Nonprofit Corner: Ending the Cycle of Abuse

When victims of domestic abuse seek protection from their attackers, Ed Flores and his nonprofit are there to help. They also work to prevent the violence before it begins.
Flores is executive director and co-founder of Ala Kuola, which helps victims obtain temporary restraining orders (TROs) against their abusers. The nonprofit also leads the national domestic-violence-prevention program, Coaching Boys into Men, in Hawaii high schools.
Flores was working at Volunteer Legal Services Hawaii in 2004, he says, when, “We discovered victims of domestic abuse could file a TRO pro se, or on their own. … We filed our first one in Christmas of that year, then continued on after that.”
After VLSH let the program lapse, Flores helped found the Hawaii Family Law Clinic, dba Ala Kuola, which means, “The path to life and safety.”
The agency once had a staff of about seven, but now manages with only Flores and one other employee, on an annual budget of just under $200,000 – mainly from small city, state and private grants.
“The grants-in-aid from the state Legislature over the past three years have been zero,” Flores notes glumly.
Yet, in 2016, Ala Kuola helped about 1,200 individuals with inquiries, referrals and assistance with filing TROs – and receives no fees for this service, he says.
In 2013, Flores decided to do something more than just manage the “back end” of domestic violence. “I discovered this program out of San Francisco called Coaching Boys into Men. It’s a violence-prevention program that asks athletic coaches to deliver violence-prevention messages to their athletes.”
Flores asked Wendell Say, an old friend and the head football coach at Aiea High School, to localize and implement the program in Hawaii. “The coaches are really the champions of this program. They’re such busy people and this is all voluntary for them.
“The football coaches use the curriculum to have a conversation with their athletes for about 15 or 20 minutes each week about gender violence, what abuse is and what appropriate behavior is.
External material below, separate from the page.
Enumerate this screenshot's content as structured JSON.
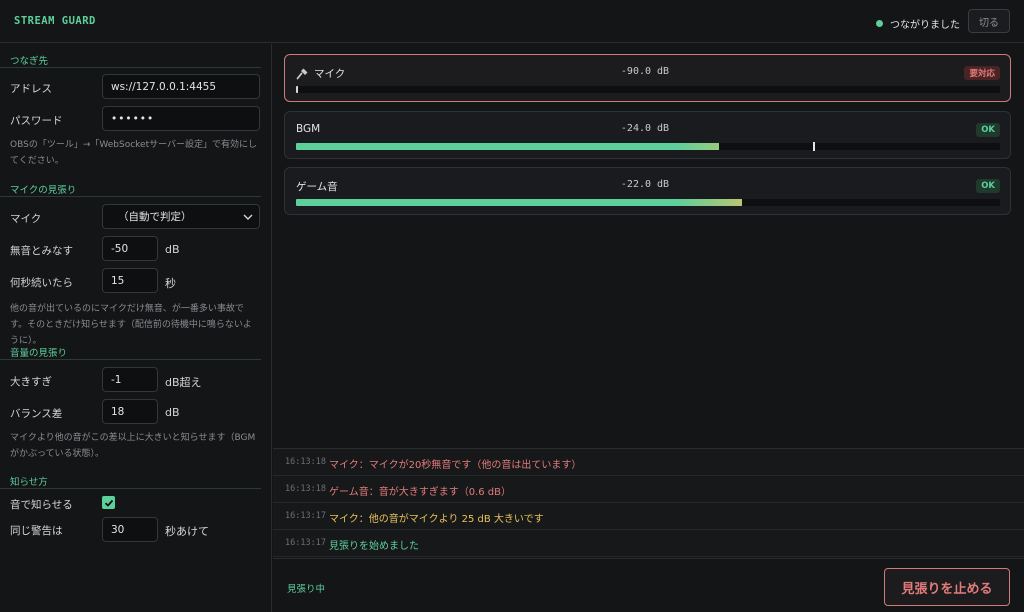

It’s the repetition of the messages that we hope will make a difference. Our goal is to have the program repeated every year an athlete plays.”
So far, the violence-prevention curriculum has been picked up at 15 high schools, covering the four largest Hawaiian Islands.
“I was amazed when I got into the domestic-violence field to see how pervasive the problem is in Hawaii,” Flores says, “and how one person can treat another person and violate their human rights.”